我正在尝试从现有评论字段中提取电子邮件地址,并将其放入自己的列中。字符串可能是这样的:"这是一个示例评论,其中包含某个电子邮件地址someemail@domain.org" 或者只是电子邮件本身 "someemail@domain.org"。
我认为最好的做法是找到 '@' 符号的索引,并向两个方向搜索,直到要么到达字符串的末尾,或者遇到一个空格。有人能帮我实现这个功能吗?
使用 TSQL 从字符串中提取电子邮件地址
8
- Anthony
1
1我会使用PATINDEX来查找电子邮件地址的起始位置。在网上搜索电子邮件地址的模式:您将从最简单的模式到最复杂的模式,这些模式甚至可能无法被SQL-Server识别。然后,我将使用CHARINDEX来定位下一个空格或字符串的结尾(如果CHARINDEX没有返回任何内容)。 - cha
8个回答
11
我知道wewesthemenace已经回答了这个问题,但他/她的解决方案似乎过于复杂。为什么要将电子邮件地址的左侧和右侧连接在一起呢?我宁愿找到电子邮件地址的开头和结尾,然后使用子字符串返回电子邮件地址,如下所示:
我的表格
DECLARE @Table TABLE (comment NVARCHAR(50));
INSERT INTO @Table
VALUES ('blah MyEmailAddress@domain.org'), --At the end
('blah MyEmailAddress@domain.org blah blah'), --In the middle
('MyEmailAddress@domain.org blah'), --At the beginning
('no email');
实际查询:
SELECT comment,
CASE
WHEN CHARINDEX('@',comment) = 0 THEN NULL
ELSE SUBSTRING(comment,beginningOfEmail,endOfEmail-beginningOfEmail)
END email
FROM @Table
CROSS APPLY (SELECT CHARINDEX(' ',comment + ' ',CHARINDEX('@',comment))) AS A(endOfEmail)
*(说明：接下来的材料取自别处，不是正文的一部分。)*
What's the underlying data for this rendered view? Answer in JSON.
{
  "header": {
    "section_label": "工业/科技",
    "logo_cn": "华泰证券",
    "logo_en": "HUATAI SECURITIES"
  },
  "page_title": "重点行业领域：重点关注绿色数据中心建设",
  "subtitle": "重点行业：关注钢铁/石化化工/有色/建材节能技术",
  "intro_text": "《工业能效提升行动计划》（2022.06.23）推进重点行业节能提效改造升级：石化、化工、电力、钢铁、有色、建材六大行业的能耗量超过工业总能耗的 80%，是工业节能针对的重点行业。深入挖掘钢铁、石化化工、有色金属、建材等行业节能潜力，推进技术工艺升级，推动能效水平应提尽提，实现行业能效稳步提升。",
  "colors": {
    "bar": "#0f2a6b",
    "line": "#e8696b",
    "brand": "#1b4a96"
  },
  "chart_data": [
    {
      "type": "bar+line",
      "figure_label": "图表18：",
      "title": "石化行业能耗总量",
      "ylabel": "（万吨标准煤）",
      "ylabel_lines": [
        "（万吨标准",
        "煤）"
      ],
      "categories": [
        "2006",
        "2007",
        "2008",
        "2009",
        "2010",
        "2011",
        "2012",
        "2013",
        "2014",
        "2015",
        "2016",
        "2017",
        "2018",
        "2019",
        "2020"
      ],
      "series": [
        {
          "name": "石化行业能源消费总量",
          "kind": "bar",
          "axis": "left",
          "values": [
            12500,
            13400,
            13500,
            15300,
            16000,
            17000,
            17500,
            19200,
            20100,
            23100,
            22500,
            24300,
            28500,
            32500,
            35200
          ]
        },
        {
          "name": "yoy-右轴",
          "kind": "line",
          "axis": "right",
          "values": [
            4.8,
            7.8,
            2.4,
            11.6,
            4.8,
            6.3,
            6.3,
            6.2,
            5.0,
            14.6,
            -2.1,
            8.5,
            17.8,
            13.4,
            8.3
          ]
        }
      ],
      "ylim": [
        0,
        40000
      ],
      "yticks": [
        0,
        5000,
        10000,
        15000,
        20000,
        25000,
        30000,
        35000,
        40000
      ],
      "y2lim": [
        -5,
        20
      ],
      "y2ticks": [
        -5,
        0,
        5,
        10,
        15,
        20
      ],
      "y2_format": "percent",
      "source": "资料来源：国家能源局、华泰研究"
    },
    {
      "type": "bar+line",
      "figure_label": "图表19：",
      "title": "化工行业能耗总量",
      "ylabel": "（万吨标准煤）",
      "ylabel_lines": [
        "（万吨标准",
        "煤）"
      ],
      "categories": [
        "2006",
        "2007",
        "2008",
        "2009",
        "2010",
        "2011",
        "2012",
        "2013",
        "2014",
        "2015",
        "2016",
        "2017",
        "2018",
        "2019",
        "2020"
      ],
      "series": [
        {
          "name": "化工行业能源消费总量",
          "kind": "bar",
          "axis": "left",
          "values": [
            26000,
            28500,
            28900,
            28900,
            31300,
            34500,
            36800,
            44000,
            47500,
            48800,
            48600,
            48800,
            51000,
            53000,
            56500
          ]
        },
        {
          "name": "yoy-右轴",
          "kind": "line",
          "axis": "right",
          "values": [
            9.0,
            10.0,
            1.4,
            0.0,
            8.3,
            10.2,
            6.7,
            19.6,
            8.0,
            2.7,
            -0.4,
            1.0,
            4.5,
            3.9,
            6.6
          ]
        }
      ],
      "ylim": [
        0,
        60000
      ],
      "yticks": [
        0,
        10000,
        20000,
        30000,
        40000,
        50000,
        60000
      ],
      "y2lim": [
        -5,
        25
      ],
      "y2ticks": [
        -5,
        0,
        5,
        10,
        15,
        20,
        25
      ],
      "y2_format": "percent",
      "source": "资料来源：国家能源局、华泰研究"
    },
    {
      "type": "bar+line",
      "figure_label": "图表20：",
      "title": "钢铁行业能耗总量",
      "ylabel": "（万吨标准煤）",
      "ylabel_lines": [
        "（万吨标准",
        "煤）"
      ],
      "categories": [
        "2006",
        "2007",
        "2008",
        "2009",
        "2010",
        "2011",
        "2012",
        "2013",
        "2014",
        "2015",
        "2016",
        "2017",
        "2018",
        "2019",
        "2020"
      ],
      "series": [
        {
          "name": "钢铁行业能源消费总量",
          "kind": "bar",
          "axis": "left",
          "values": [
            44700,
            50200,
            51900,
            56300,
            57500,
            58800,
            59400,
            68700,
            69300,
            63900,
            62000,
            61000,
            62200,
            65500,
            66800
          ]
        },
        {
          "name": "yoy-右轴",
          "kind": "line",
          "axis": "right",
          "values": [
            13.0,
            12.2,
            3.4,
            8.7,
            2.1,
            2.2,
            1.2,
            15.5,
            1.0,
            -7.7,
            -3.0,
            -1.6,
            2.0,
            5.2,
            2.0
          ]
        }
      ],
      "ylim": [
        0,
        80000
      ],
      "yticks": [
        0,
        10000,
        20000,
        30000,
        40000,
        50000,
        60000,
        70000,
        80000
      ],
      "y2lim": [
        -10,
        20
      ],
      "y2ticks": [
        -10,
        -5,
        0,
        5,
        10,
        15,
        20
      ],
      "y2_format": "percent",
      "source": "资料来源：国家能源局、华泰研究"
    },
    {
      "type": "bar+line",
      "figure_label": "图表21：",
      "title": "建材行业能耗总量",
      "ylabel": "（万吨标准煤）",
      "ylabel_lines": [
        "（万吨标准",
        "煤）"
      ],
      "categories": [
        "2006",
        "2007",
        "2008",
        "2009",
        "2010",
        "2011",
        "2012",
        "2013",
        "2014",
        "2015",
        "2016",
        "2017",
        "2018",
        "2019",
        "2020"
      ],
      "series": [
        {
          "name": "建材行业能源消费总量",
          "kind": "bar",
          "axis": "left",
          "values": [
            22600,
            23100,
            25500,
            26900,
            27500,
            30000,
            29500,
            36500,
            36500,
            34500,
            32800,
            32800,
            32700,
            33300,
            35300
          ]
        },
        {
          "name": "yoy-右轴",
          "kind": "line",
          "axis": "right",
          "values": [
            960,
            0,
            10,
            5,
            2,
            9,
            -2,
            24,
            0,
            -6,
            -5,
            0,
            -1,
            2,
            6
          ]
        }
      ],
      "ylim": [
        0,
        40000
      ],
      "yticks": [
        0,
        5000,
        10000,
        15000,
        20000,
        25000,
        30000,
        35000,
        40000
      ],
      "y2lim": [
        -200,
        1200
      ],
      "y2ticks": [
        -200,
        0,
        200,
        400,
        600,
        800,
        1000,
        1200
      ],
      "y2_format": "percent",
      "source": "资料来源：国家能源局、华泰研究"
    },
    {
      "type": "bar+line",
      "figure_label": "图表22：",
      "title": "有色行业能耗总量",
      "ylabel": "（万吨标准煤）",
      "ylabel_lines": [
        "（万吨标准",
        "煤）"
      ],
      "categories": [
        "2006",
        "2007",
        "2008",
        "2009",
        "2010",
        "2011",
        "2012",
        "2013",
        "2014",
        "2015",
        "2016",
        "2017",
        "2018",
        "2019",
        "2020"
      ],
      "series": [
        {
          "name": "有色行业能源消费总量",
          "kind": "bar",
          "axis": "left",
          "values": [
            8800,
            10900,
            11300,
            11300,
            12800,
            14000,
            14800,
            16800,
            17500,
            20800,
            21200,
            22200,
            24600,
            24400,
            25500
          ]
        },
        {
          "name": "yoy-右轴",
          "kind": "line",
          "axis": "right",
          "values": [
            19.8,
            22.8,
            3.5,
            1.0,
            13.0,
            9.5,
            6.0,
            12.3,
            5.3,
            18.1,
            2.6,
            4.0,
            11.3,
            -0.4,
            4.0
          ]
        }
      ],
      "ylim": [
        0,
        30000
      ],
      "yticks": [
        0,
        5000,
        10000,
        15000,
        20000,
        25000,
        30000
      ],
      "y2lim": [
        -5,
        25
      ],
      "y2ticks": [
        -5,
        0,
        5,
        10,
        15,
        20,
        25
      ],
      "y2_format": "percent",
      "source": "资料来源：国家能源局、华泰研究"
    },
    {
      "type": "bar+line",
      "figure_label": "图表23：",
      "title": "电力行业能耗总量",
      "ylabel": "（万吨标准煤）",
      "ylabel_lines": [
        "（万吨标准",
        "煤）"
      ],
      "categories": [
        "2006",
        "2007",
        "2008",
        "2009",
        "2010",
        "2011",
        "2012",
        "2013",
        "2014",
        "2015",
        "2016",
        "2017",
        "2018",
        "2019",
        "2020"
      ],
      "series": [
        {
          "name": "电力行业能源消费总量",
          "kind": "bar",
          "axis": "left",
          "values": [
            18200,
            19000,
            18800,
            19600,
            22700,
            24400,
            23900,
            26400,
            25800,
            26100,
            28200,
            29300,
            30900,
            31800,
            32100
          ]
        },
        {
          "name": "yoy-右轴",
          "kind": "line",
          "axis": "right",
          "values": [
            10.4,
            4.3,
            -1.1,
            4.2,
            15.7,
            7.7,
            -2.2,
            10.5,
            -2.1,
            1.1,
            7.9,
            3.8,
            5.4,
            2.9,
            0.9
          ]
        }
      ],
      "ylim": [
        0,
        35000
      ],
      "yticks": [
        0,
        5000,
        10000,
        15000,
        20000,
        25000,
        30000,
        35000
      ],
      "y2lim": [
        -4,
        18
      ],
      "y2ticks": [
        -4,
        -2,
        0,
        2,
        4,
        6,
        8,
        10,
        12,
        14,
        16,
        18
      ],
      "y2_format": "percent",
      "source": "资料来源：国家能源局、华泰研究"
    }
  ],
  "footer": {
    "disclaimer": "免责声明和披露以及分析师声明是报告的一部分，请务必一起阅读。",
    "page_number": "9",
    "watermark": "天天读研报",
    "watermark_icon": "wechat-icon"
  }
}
CROSS APPLY (SELECT DATALENGTH(comment)/2 - CHARINDEX(' ',REVERSE(' ' + comment),CHARINDEX('@',REVERSE(' ' + comment))) + 2) AS B(beginningOfEmail)
结果:
comment email
-------------------------------------------------- --------------------------------------------------
blah MyEmailAddress@domain.org MyEmailAddress@domain.org
blah MyEmailAddress@domain.org blah blah MyEmailAddress@domain.org
MyEmailAddress@domain.org blah MyEmailAddress@domain.org
no email NULL
- Stephan
4
1当我使用它时,似乎会抛出“传递给左侧或子字符串函数的无效长度参数”异常。 - Anthony
2我的表中的数据类型是nvarchar,所以我将DATALENGTH更改为LEN,然后就可以了。谢谢。 - Anthony
1LEN()忽略末尾的空格。DATALENGTH()不会忽略空格,但它的工作方式有些不同。它列出字节。因此,对于VARCHAR(非Unicode),字节=字符串长度。对于NVARCHAR(Unicode),您需要使用DATALENGTH()除以2。 - Stephan
对我来说效果很好,比被接受的解决方案简洁得多,该解决方案在处理我的数据时还生成了错误的结果。此外,从中学到了一个知识点,即LEN函数不包括字符串末尾的空格,这是我之前不知道的! - Shaun
7
你可以在字符串中搜索
例子字符串:
'@'。然后获取'@'左侧和右侧的字符串。然后,你想要反转'@'左侧的字符串,并找到第一个出现的空格,然后从那里获取SUBSTRING。然后将其反转以获得原始形式。同样的准则适用于右侧,不需要进行REVERSE。例子字符串:
'some text someemail@domain.org some text'
LEFT= 'some text someemail'RIGHT= '@domain.org some text'- 反转左侧 = 'liameemos txet emos'
SUBSTRING到第一个空格 = 'liameemos'REVERSE(4) = someemailSUBSTRING(2) 到第一个空格 = '@domain.org'- 组合步骤 5 和 6 = 'someemail@domain.org'
;WITH CteEmail(email) AS(
SELECT 'someemail@domain.org' UNION ALL
SELECT 'some text someemail@domain.org some text' UNION ALL
SELECT 'no email'
)
,CteStrings AS(
SELECT
[Left] = LEFT(email, CHARINDEX('@', email, 0) - 1),
Reverse_Left = REVERSE(LEFT(email, CHARINDEX('@', email, 0) - 1)),
[Right] = RIGHT(email, CHARINDEX('@', email, 0) + 1)
FROM CteEmail
WHERE email LIKE '%@%'
)
SELECT *,
REVERSE(
SUBSTRING(Reverse_Left, 0,
CASE
WHEN CHARINDEX(' ', Reverse_Left, 0) = 0 THEN LEN(Reverse_Left) + 1
ELSE CHARINDEX(' ', Reverse_Left, 0)
END
)
)
+
SUBSTRING([Right], 0,
CASE
WHEN CHARINDEX(' ', [Right], 0) = 0 THEN LEN([Right]) + 1
ELSE CHARINDEX(' ', [Right], 0)
END
)
FROM CteStrings
样本数据:
email
----------------------------------------
someemail@domain.org
some text someemail@domain.org some text
no email
结果
---------------------
someemail@domain.org
someemail@domain.org
- Felix Pamittan
2
请务必阅读有关
SUBSTRING、LEFT 和 RIGHT 函数的内容。 - Felix Pamittan1右侧列存在问题。应该包括LEN。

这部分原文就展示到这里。